Get a Credit Card with Free Prime
Certain American Express cards come with an offer of free Prime membership for one year for new members. At least one of the cards (Blue Cash Everyday) has no annual fee itself.

Consider ShopRunner Instead
ShopRunner, the main shipping service competitor of Prime, is still available at the standard rate of $79 annually, after a free 30-day trial. Members get free two-day shipping from dozens of major retailers, including Toys R Us, PetSmart, FTD, eBags, Calvin Klein, and more. Even better, last November, ShopRunner launched a new partnership with American Express, in which members can get its two-day shipping service totally free so long as you register an AmEx card at ShopRunner checkout. By doing so, the annual membership fee is waived—and this is no one-year promotional deal, the fee is waived indefinitely. Of course, if you’re not a Prime member, you don’t get access to the streaming video services included with a subscription.

(MORE: Amazon Prime: Bigger, More Powerful, More Profitable Than Anyone Imagined)

Just Use Amazon’s Free Super Saver Shipping
Last fall, Amazon raised the minimum purchase from $25 to $35 in order for customers to be eligible for free shipping, without the requirement of a Prime membership.

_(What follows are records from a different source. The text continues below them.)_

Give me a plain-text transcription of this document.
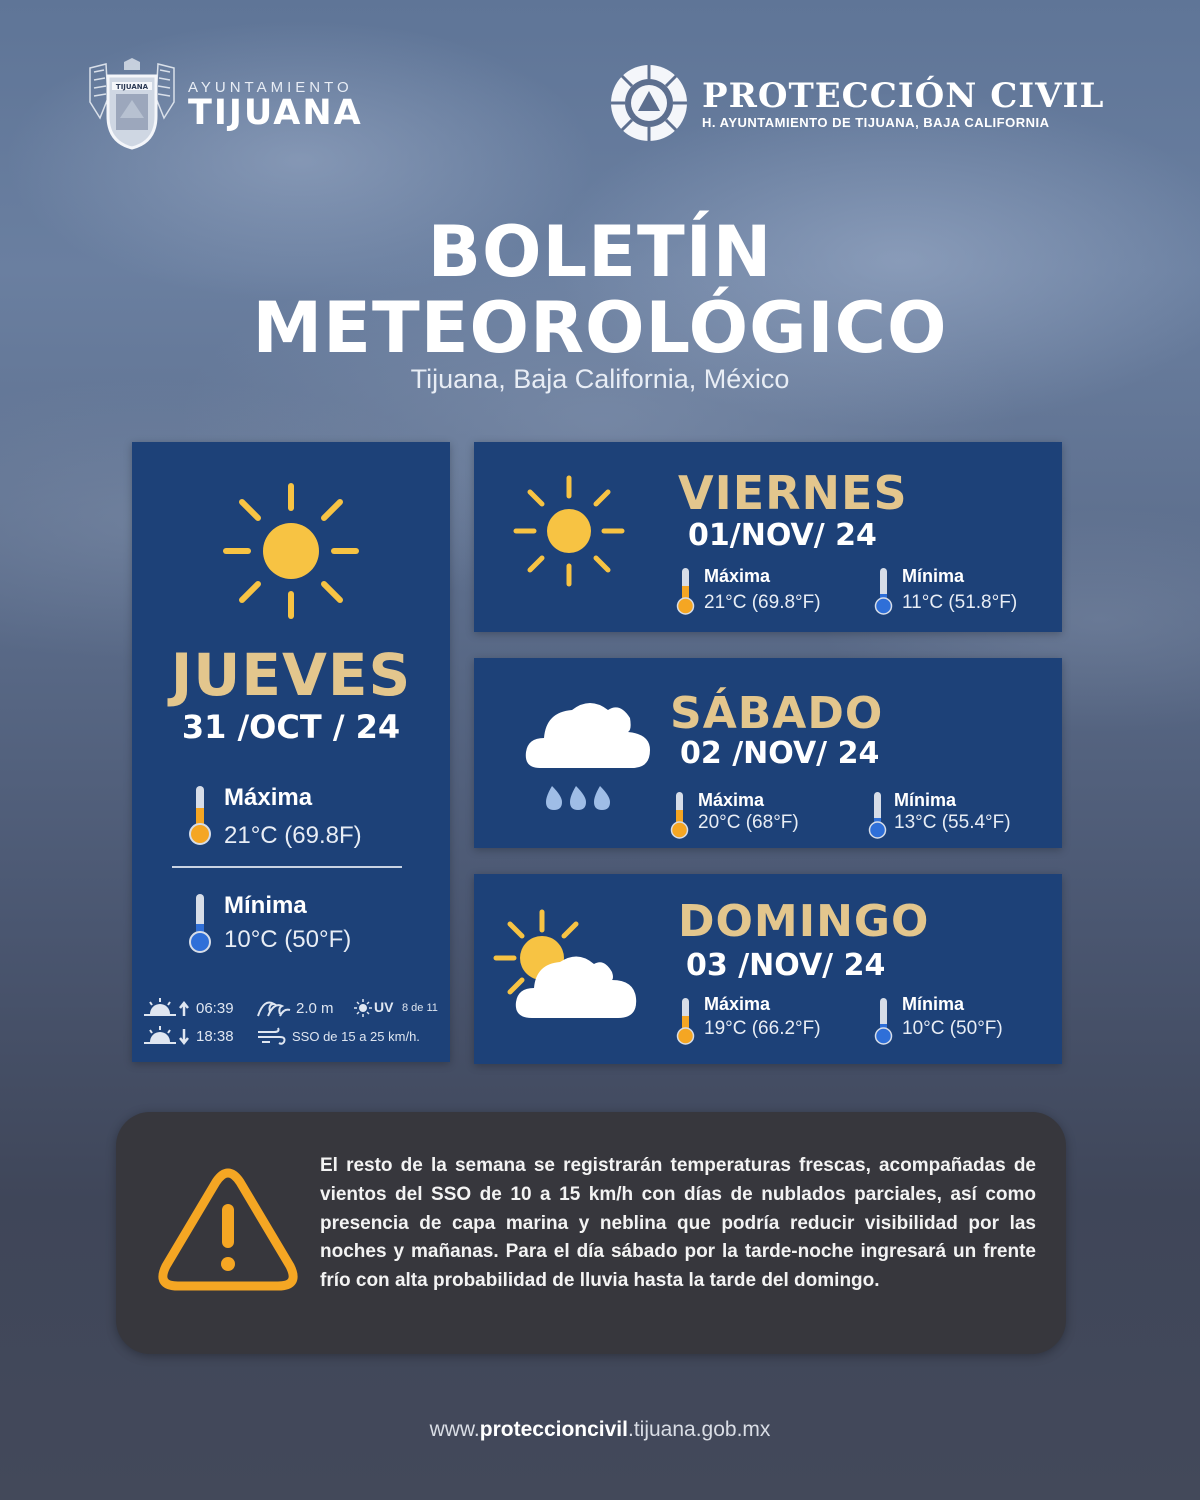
TIJUANA	AYUNTAMIENTO
TIJUANA	PROTECCIÓN CIVIL
H. AYUNTAMIENTO DE TIJUANA, BAJA CALIFORNIA
BOLETÍN
METEOROLÓGICO
Tijuana, Baja California, México
JUEVES
31 /OCT / 24
Máxima
21°C (69.8F)
Mínima
10°C (50°F)
06:39	2.0 m	UV 8 de 11
18:38	SSO de 15 a 25 km/h.
VIERNES
01/NOV/ 24
Máxima
21°C (69.8°F)
Mínima
11°C (51.8°F)
SÁBADO
02 /NOV/ 24
Máxima
20°C (68°F)
Mínima
13°C (55.4°F)
DOMINGO
03 /NOV/ 24
Máxima
19°C (66.2°F)
Mínima
10°C (50°F)
El resto de la semana se registrarán temperaturas frescas, acompañadas de vientos del SSO de 10 a 15 km/h con días de nublados parciales, así como presencia de capa marina y neblina que podría reducir visibilidad por las noches y mañanas. Para el día sábado por la tarde-noche ingresará un frente frío con alta probabilidad de lluvia hasta la tarde del domingo.
www.proteccioncivil.tijuana.gob.mx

Many people grumbled about the change, but the $35 threshold is pretty easy to reach, considering that Amazon sells nearly everything under the sun. And it’s still much cheaper than the typical e-retailer’s minimum purchase requirement, of $75 or $99, in order to qualify for free shipping. Sure, Amazon’s free shipping for non-Prime members is slow—”your order will be delivered 5-8 business days after all of your items are available to ship,” Amazon explains—but hey, it’s free. And it’s truly free-free, not just “free” after you’ve paid $79, err $99, annually.